10. Create new traditions.

A new family dynamic comes with new holiday traditions. Make new traditions that are uniquely yours. Try something fun and new.

11. Make this year less about the “stuff”.

If Dr. Seuss’ How the Grinch Stole Christmas taught us anything, it’s that the holidays come just the same without all the stuff. Giving and receiving gifts is a pretty big part of any holiday season. The divorce might have left you in a new or unfamiliar financial situation. Perhaps you are less able to give than before. They say, “it’s the thought that counts.” Prioritize thoughtfulness over glamour and expense.

12. Focus less on yourself and more on others.

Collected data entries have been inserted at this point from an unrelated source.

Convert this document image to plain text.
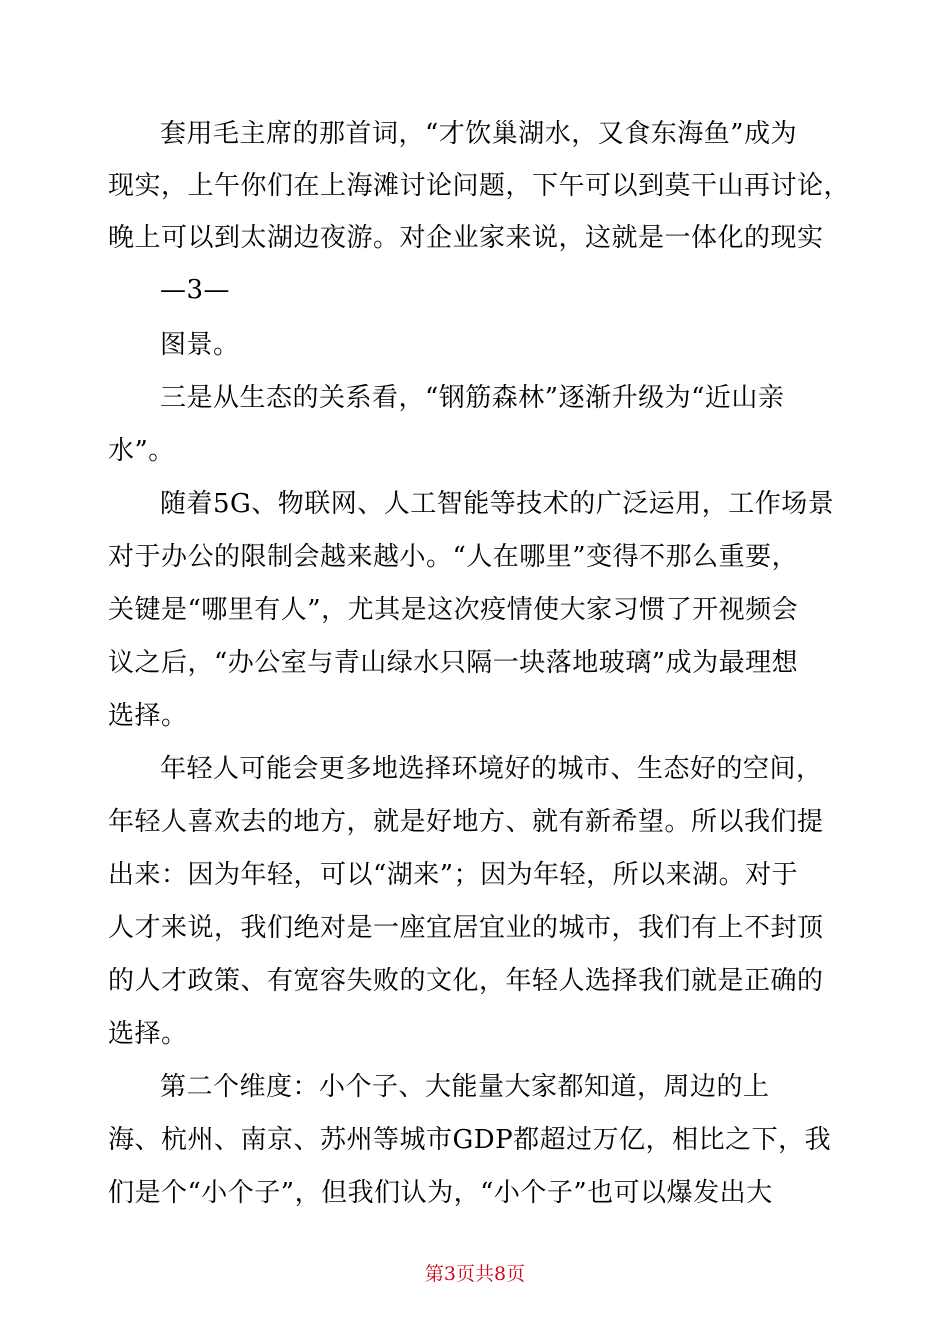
套用毛主席的那首词，“才饮巢湖水，又食东海鱼”成为
现实，上午你们在上海滩讨论问题，下午可以到莫干山再讨论，
晚上可以到太湖边夜游。对企业家来说，这就是一体化的现实
—3—
图景。
三是从生态的关系看，“钢筋森林”逐渐升级为“近山亲
水”。
随着5G、物联网、人工智能等技术的广泛运用，工作场景
对于办公的限制会越来越小。“人在哪里”变得不那么重要，
关键是“哪里有人”，尤其是这次疫情使大家习惯了开视频会
议之后，“办公室与青山绿水只隔一块落地玻璃”成为最理想
选择。
年轻人可能会更多地选择环境好的城市、生态好的空间，
年轻人喜欢去的地方，就是好地方、就有新希望。所以我们提
出来：因为年轻，可以“湖来”；因为年轻，所以来湖。对于
人才来说，我们绝对是一座宜居宜业的城市，我们有上不封顶
的人才政策、有宽容失败的文化，年轻人选择我们就是正确的
选择。
第二个维度：小个子、大能量大家都知道，周边的上
海、杭州、南京、苏州等城市GDP都超过万亿，相比之下，我
们是个“小个子”，但我们认为，“小个子”也可以爆发出大
第3页共8页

Another sure way to appreciate this holiday season is to give back to the community. Focus on those less fortunate. Perhaps you need reminding that going through a divorce is not the unluckiest of circumstances. You might look into volunteering at a soup kitchen, or donating clothes and toys to a charity, or assisting with a food drive to allow needy families to enjoy the same holiday feast you might not have realized you at times take for granted. Give joy to those less fortunate. It will allow you to forget your troubles, and help you realize what you have so that you can appreciate it even more.

13. Count your blessings.

Do not let yourself get caught up in what’s different this holiday season. If anything, think about the positive differences. Maybe you are now free from the annual bout of bickering with your former mother-in-law about how to best prepare the green beans at Thanksgiving.

Things could be worse. No matter how bad the break up was, there are plenty of things for which to be thankful. Try to remember that divorce is both an end and a beginning.

Your divorce should not keep you from properly embracing the spirit of the season. Have a happy and healthy holiday.